An open letter
By Tom Collins, Contributor
To the Engineering student,
We’ve been trained to skip written introductions; read this. If you disagree with this document at any point, you may stop.
You’ve intentionally chosen one of the most difficult paths available in academia. If you feel some pride at this, you’re entitled to it. You’ve likely thought of your future and may be excited at the prospect of working in an exciting field, the promise of a good wage, the development of your abilities, and understanding of the evolving modern world.
That being said, Engineering, any strain, is not easy. It’s mentally taxing, and highly demanding, but I’ll get to the point—everyone’s lives will go on without you: friends, lovers, etc, because you will be too busy.
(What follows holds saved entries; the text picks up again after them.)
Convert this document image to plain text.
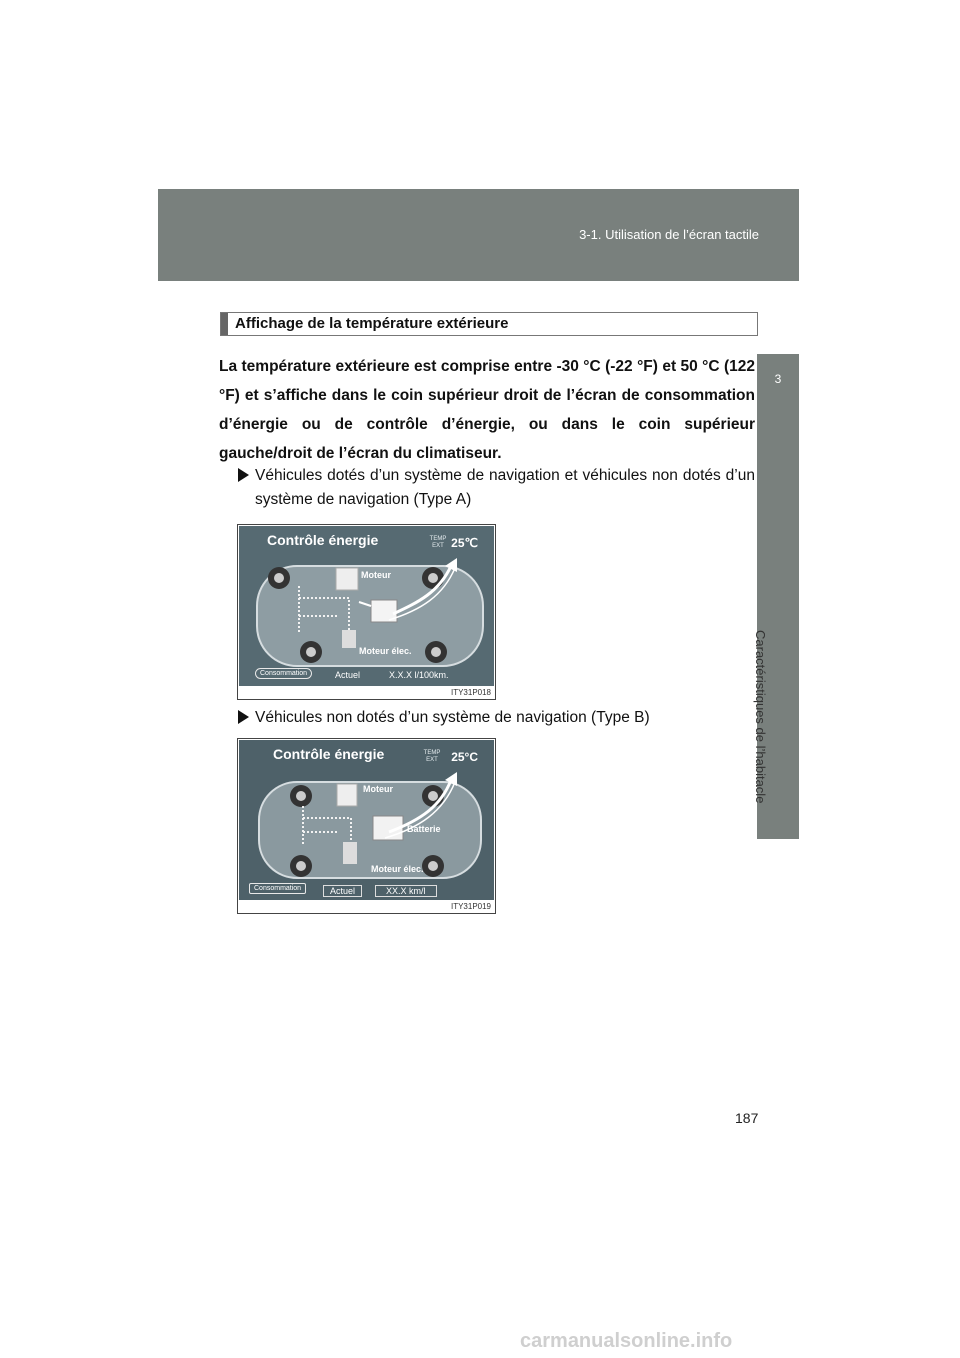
3-1. Utilisation de l’écran tactile
3
Caractéristiques de l’habitacle
Affichage de la température extérieure
La température extérieure est comprise entre -30 °C (-22 °F) et 50 °C (122 °F) et s’affiche dans le coin supérieur droit de l’écran de consommation d’énergie ou de contrôle d’énergie, ou dans le coin supérieur gauche/droit de l’écran du climatiseur.
Véhicules dotés d’un système de navigation et véhicules non dotés d’un système de navigation (Type A)
Contrôle énergie	TEMP EXT 25℃
Moteur
Moteur élec.
Consommation	Actuel	X.X.X l/100km.
ITY31P018
Véhicules non dotés d’un système de navigation (Type B)
Contrôle énergie	TEMP EXT	25°C
Moteur
Batterie
Moteur élec.
Consommation	Actuel	XX.X km/l
ITY31P019
187
carmanualsonline.info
The two great pains of the Engineering student are owed to dedication or regret, and you must choose which you want to live with.
You feel the pain of dedication weekly. This is the discomfort from staying up late to study or complete a difficult assignment and still attending all your classes the next day. When you tell your nonEngineering friends you can’t see them because you have to study. It’s when you lose your long-term spouse to regular neglect, and when you lose touch with everyone else. It’s the pain you feel when you persistently put your education and future before your desires and well-being. The pain of dedication will haunt you, but it will also end the day you finish your last exam.
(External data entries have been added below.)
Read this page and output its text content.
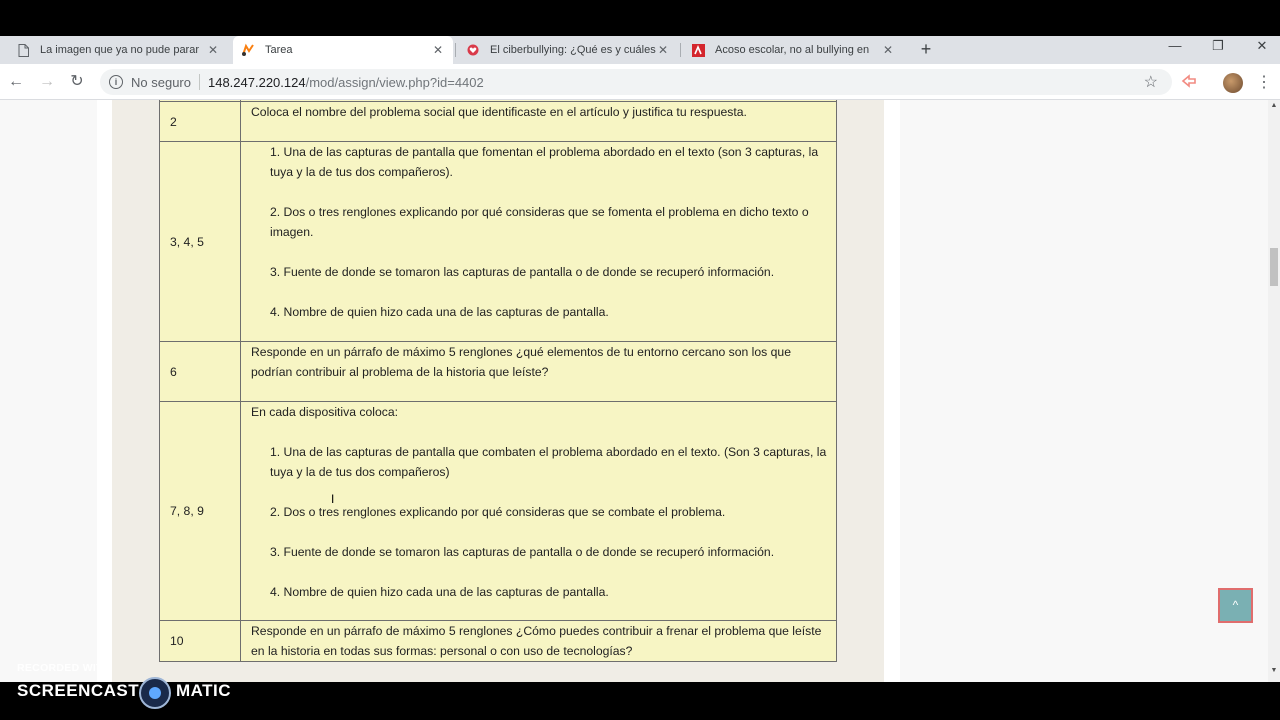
La imagen que ya no pude parar ✕	Tarea	✕	El ciberbullying: ¿Qué es y cuáles ✕	Acoso escolar, no al bullying en	✕ +	—	❐	✕
← → ↻	i	No seguro 148.247.220.124 /mod/assign/view.php?id=4402	☆	⋮

2	Coloca el nombre del problema social que identificaste en el artículo y justifica tu respuesta.

3, 4, 5	1. Una de las capturas de pantalla que fomentan el problema abordado en el texto (son 3 capturas, la tuya y la de tus dos compañeros).
2. Dos o tres renglones explicando por qué consideras que se fomenta el problema en dicho texto o imagen.
3. Fuente de donde se tomaron las capturas de pantalla o de donde se recuperó información.
4. Nombre de quien hizo cada una de las capturas de pantalla.

6	Responde en un párrafo de máximo 5 renglones ¿qué elementos de tu entorno cercano son los que podrían contribuir al problema de la historia que leíste?

7, 8, 9	En cada dispositiva coloca:
1. Una de las capturas de pantalla que combaten el problema abordado en el texto. (Son 3 capturas, la tuya y la de tus dos compañeros)
2. Dos o tres renglones explicando por qué consideras que se combate el problema.
3. Fuente de donde se tomaron las capturas de pantalla o de donde se recuperó información.
4. Nombre de quien hizo cada una de las capturas de pantalla.

10	Responde en un párrafo de máximo 5 renglones ¿Cómo puedes contribuir a frenar el problema que leíste en la historia en todas sus formas: personal o con uso de tecnologías?
▲
▼
^
I
RECORDED WITH
SCREENCAST MATIC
The pain of regret is the pain of “what ifs” and other horrid curiosities whose conclusions are only known by living them. This pain will hang like an accidental photograph in the corner of your vision, and will visit uninvited on your deathbed. You feel this pain after you fail your year; after you chose to go out instead of studying for finals; instead of working with your peers, you saw your nonunderstanding spouse and missed a deadline; because you choose to sleep in; because you persistently slack off; and soon until failure. This pain is persistent because your failure and lost time are persistent.
The pain of dedication is short lived, and you’ll have earned it. You’ll have earned the bags under your eyes, you’ll have earned the pain of loss, the persistent stress, your student debt, your loss of potential wages, and the distance from your old friends. These things are the unofficial awards of success and they will be yours.
Not everyone can handle this pain or we’d have more engineers. You’ll have earned your future because you will have worked and suffered for it in ways lost lovers, old friends, and even parents will never understand. So be proud of your sacrifices, and be prepared for them. There’s more to wearing the iron ring than academic success.